Baseball History Hank Aaron Breaks the Home Run Record Part 1

About the history of Hank Aaron breaking Babe Ruth's home run record in his own words.


Henry Aaron Becomes the Home Run King (1974)

The 1974 baseball season opened with more than the usual fanfare. Henry Aaron of the Atlanta Braves needed only one home run to tie the immortal Babe Ruth's lifetime record of 714. The significant question had become not if--that he would do it was a foregone conclusion--but rather in what ball park and against which ill-fated pitcher.

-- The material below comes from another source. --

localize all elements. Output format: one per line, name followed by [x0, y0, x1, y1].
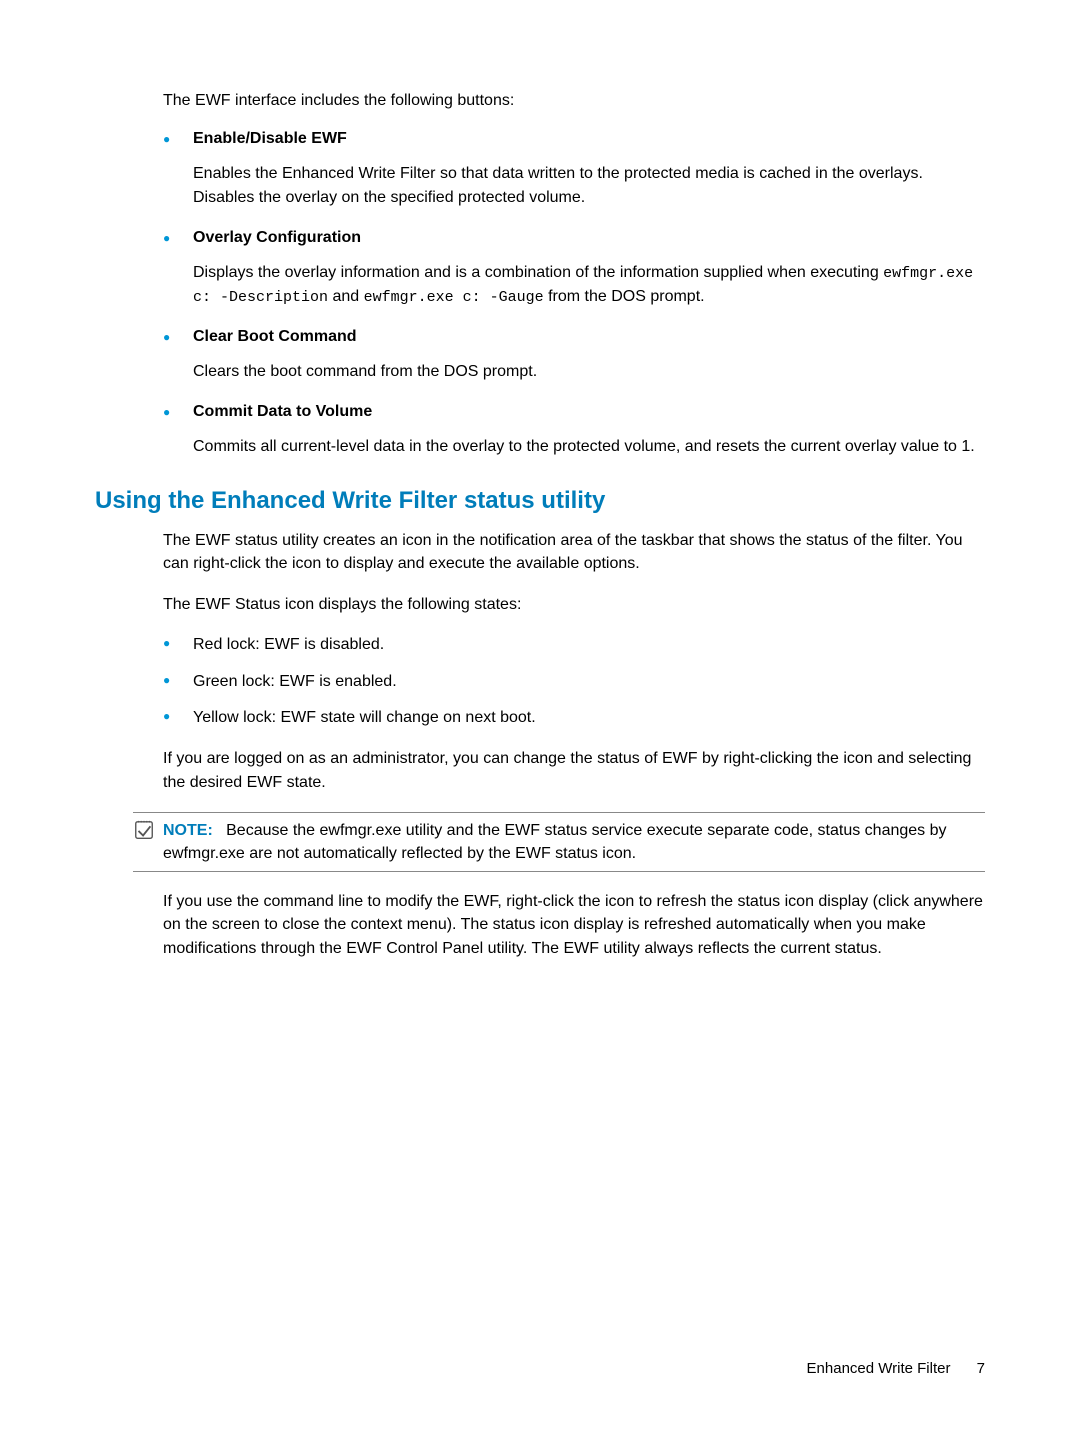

The Braves were opening with a three-game series in Cincinnati, much to their disgruntlement; it was only fitting, they felt, that Aaron should break the record in the home ball park. Nonetheless, Aaron started the first game, and with his first swing of the bat drove a Jack Billingham fastball into the left-field seats for number 714.

With the tying home run on the books, the Braves felt they had paid their dues to baseball and announced that they would keep Aaron out of the remaining two games so that he could hit number 715 in Atlanta. An enormous furor erupted, led by Dick Young (the self-proclaimed "conscience of baseball") and other New York writers, who felt that the Braves' action cheapened the record and turned it into a carnival sideshow. Commissioner Bowie Kuhn concurred. He ordered the Braves to play Aaron in two of the three games. After Saturday's game, in which Aaron did not appear, he called manager Eddie Mathews succumbed, and Aaron was in Sunday's lineup. The soft-spoken slugger had the final say in the argument. He struck out on three straight pitches in his two times at bat.

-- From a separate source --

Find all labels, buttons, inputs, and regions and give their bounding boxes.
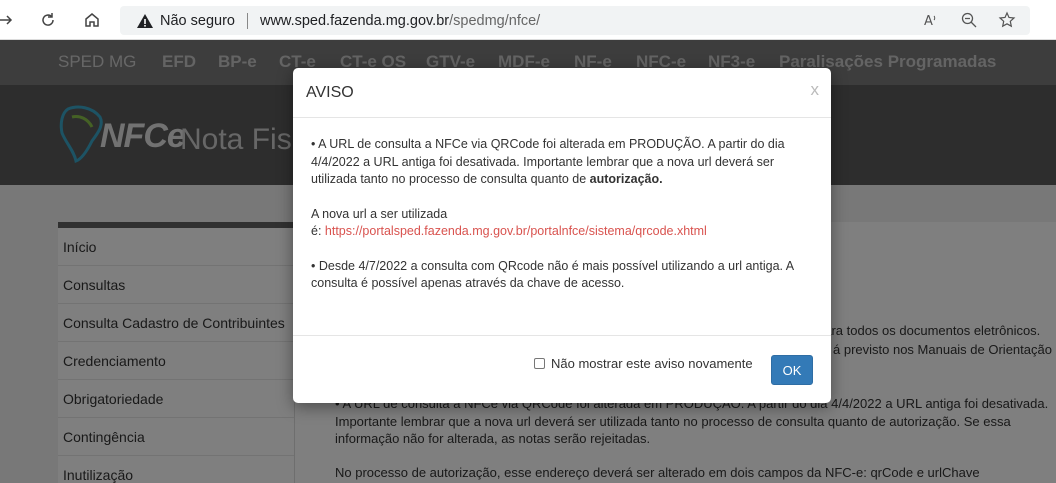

The stage was now set for Monday night's game against the Dodgers in Atlanta. No one had any doubt that this would be the night. Fans showed up with gloves and nets attached to long poles; $2,000 worth of fireworks were set to go off; people from Aaron's past were trotted out for an elaborate pregame ceremony; specially marked balls were set aside to throw to Aaron so that the real home run ball could be identified.

Inevitably, almost as if the act were out of Aaron's hands, it happened. In his second trip to the plate, Aaron connected on Al Downing's fastball and drove it over the left-field wall. As he circled the bases with his usual no-nonsense efficiency, the fans rose as one with an enormous roar to honor a new American hero.

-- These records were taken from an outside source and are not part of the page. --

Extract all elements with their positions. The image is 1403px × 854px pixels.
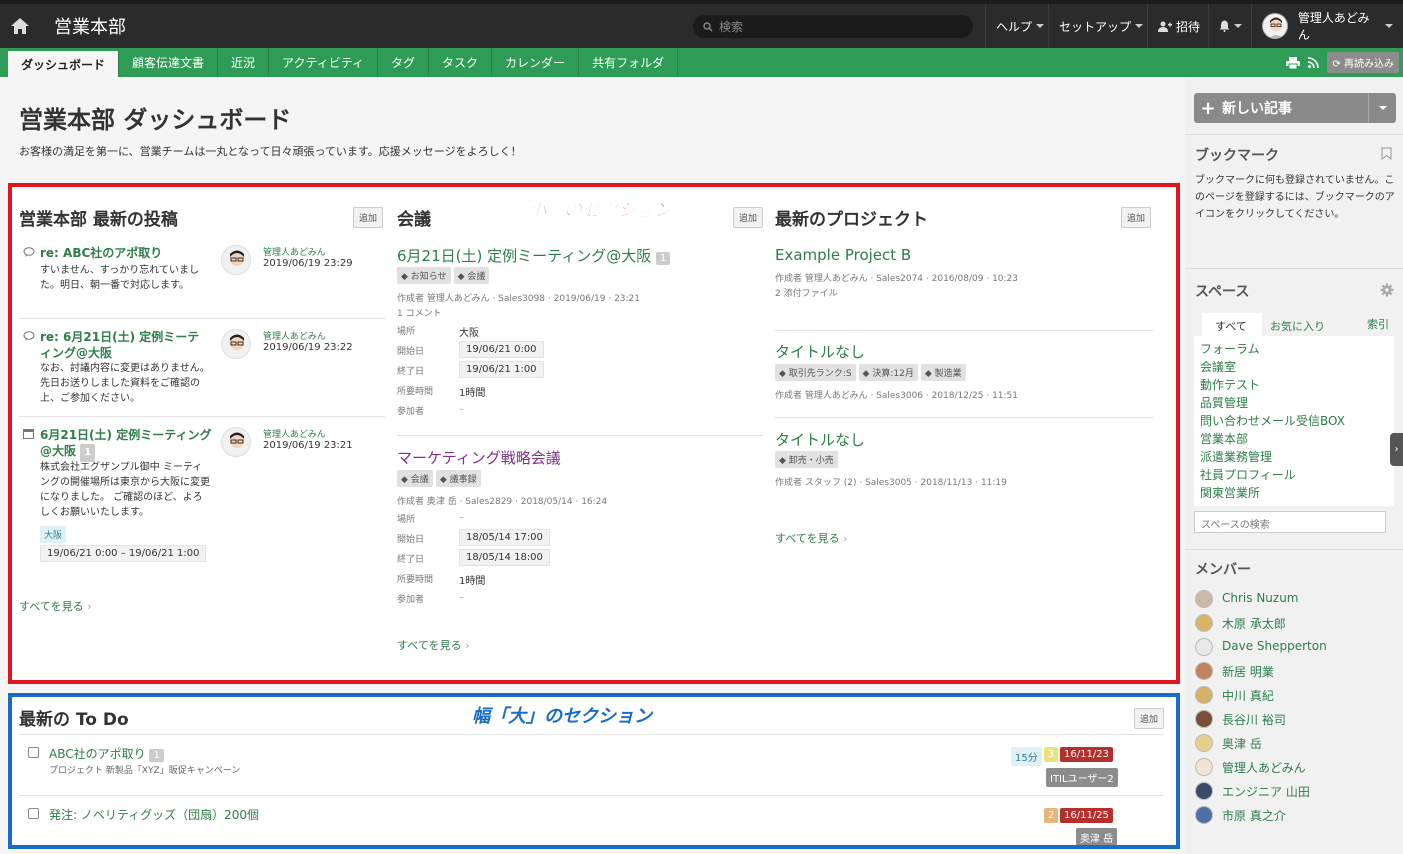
large-section-annotation: 幅「大」のセクション	[472, 706, 652, 727]
bookmark-title: ブックマーク	[1195, 148, 1279, 164]
tab-shared-folder[interactable]: 共有フォルダ	[579, 48, 679, 77]
chevron-down-icon	[1385, 24, 1393, 28]
search-icon	[703, 21, 713, 31]
small-section-highlight	[8, 183, 1180, 684]
tab-spaces-all[interactable]: すべて	[1215, 318, 1247, 334]
bell-icon	[1219, 20, 1230, 32]
tab-spaces-index[interactable]: 索引	[1367, 316, 1389, 332]
plus-icon: +	[1200, 97, 1216, 119]
chevron-down-icon	[1036, 24, 1045, 28]
avatar	[1262, 13, 1288, 39]
member-item[interactable]: エンジニア 山田	[1222, 783, 1310, 800]
search-placeholder: 検索	[719, 20, 744, 34]
gear-icon[interactable]	[1380, 283, 1394, 297]
setup-label: セットアップ	[1059, 19, 1132, 34]
home-icon[interactable]	[0, 4, 40, 48]
space-item[interactable]: 問い合わせメール受信BOX	[1200, 412, 1345, 429]
space-item[interactable]: 派遣業務管理	[1200, 448, 1272, 465]
space-search-input[interactable]: スペースの検索	[1194, 511, 1386, 533]
members-title: メンバー	[1195, 562, 1251, 578]
site-title[interactable]: 営業本部	[54, 13, 126, 39]
setup-menu[interactable]: セットアップ	[1048, 4, 1153, 48]
new-post-button[interactable]: + 新しい記事	[1194, 93, 1396, 123]
avatar	[1195, 686, 1213, 704]
avatar	[1195, 638, 1213, 656]
help-menu[interactable]: ヘルプ	[985, 4, 1054, 48]
avatar	[1195, 734, 1213, 752]
member-item[interactable]: 管理人あどみん	[1222, 759, 1306, 776]
divider	[1185, 549, 1403, 550]
tab-dashboard[interactable]: ダッシュボード	[8, 48, 120, 77]
space-tab-bar: ダッシュボード 顧客伝達文書 近況 アクティビティ タグ タスク カレンダー 共…	[0, 48, 1403, 77]
avatar	[1195, 758, 1213, 776]
chevron-down-icon	[1234, 24, 1242, 28]
tab-tags[interactable]: タグ	[378, 48, 430, 77]
tab-tasks[interactable]: タスク	[429, 48, 493, 77]
spaces-title: スペース	[1195, 284, 1250, 300]
user-name: 管理人あどみん	[1297, 11, 1370, 42]
space-item[interactable]: 営業本部	[1200, 430, 1248, 447]
avatar	[1195, 614, 1213, 632]
chevron-right-icon: ›	[1394, 444, 1399, 455]
avatar	[1195, 710, 1213, 728]
tab-calendar[interactable]: カレンダー	[492, 48, 580, 77]
chevron-down-icon	[1378, 106, 1387, 110]
tab-spaces-favorites[interactable]: お気に入り	[1270, 318, 1325, 334]
member-item[interactable]: Dave Shepperton	[1222, 639, 1327, 653]
member-item[interactable]: 長谷川 裕司	[1222, 711, 1286, 728]
notifications-menu[interactable]	[1208, 4, 1252, 48]
divider	[1185, 134, 1403, 135]
member-item[interactable]: 中川 真紀	[1222, 687, 1274, 704]
member-item[interactable]: 木原 承太郎	[1222, 615, 1286, 632]
rss-icon[interactable]	[1308, 57, 1320, 68]
avatar	[1195, 662, 1213, 680]
member-item[interactable]: 新居 明業	[1222, 663, 1274, 680]
page-description: お客様の満足を第一に、営業チームは一丸となって日々頑張っています。応援メッセージ…	[19, 145, 522, 158]
tab-updates[interactable]: 近況	[218, 48, 270, 77]
bookmark-empty-text: ブックマークに何も登録されていません。このページを登録するには、ブックマークのア…	[1195, 175, 1395, 220]
tab-customer-docs[interactable]: 顧客伝達文書	[119, 48, 219, 77]
space-item[interactable]: 品質管理	[1200, 394, 1248, 411]
space-item[interactable]: 動作テスト	[1200, 376, 1260, 393]
new-post-label: 新しい記事	[1222, 101, 1292, 117]
reload-label: 再読み込み	[1344, 59, 1394, 70]
space-item[interactable]: フォーラム	[1200, 340, 1260, 357]
reload-button[interactable]: ⟳ 再読み込み	[1327, 52, 1399, 73]
help-label: ヘルプ	[996, 19, 1033, 34]
member-item[interactable]: 市原 真之介	[1222, 807, 1286, 824]
sidebar-toggle-handle[interactable]: ›	[1390, 433, 1403, 466]
invite-label: 招待	[1176, 19, 1201, 34]
new-post-dropdown[interactable]	[1368, 93, 1396, 123]
add-user-icon	[1158, 21, 1172, 32]
avatar	[1195, 590, 1213, 608]
user-menu[interactable]: 管理人あどみん	[1251, 4, 1403, 48]
print-icon[interactable]	[1286, 56, 1301, 69]
member-item[interactable]: 奥津 岳	[1222, 735, 1262, 752]
invite-button[interactable]: 招待	[1147, 4, 1210, 48]
search-input[interactable]: 検索	[693, 15, 973, 38]
bookmark-icon[interactable]	[1381, 147, 1392, 160]
space-item[interactable]: 社員プロフィール	[1200, 466, 1296, 483]
tab-activity[interactable]: アクティビティ	[269, 48, 379, 77]
space-item[interactable]: 会議室	[1200, 358, 1236, 375]
chevron-down-icon	[1135, 24, 1144, 28]
avatar	[1195, 806, 1213, 824]
avatar	[1195, 782, 1213, 800]
divider	[1185, 268, 1403, 269]
space-item[interactable]: 関東営業所	[1200, 484, 1260, 501]
page-title: 営業本部 ダッシュボード	[19, 106, 292, 134]
small-section-annotation: 幅「小」のセクション	[492, 200, 673, 222]
member-item[interactable]: Chris Nuzum	[1222, 591, 1299, 605]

Throughout the entire episode, Aaron remained characteristically calm and unflappable (in contrast to Ruth's flamboyance). He seemed embarrassed by all the fuss and a little weary. Along with the tremendous pressure and endless inane questions was the racial invective from whites who hated to see the mighty Ruth felled by a black man. Yet to Aaron the record was more a by-product of a job well done than an end in itself. When the Braves lost the game in which he hit number 714, he ordered the champagne put away for a worthier occasion. But it all came together that Monday night--the record and the win--and a relieved Henry Aaron was free to savor his achievement.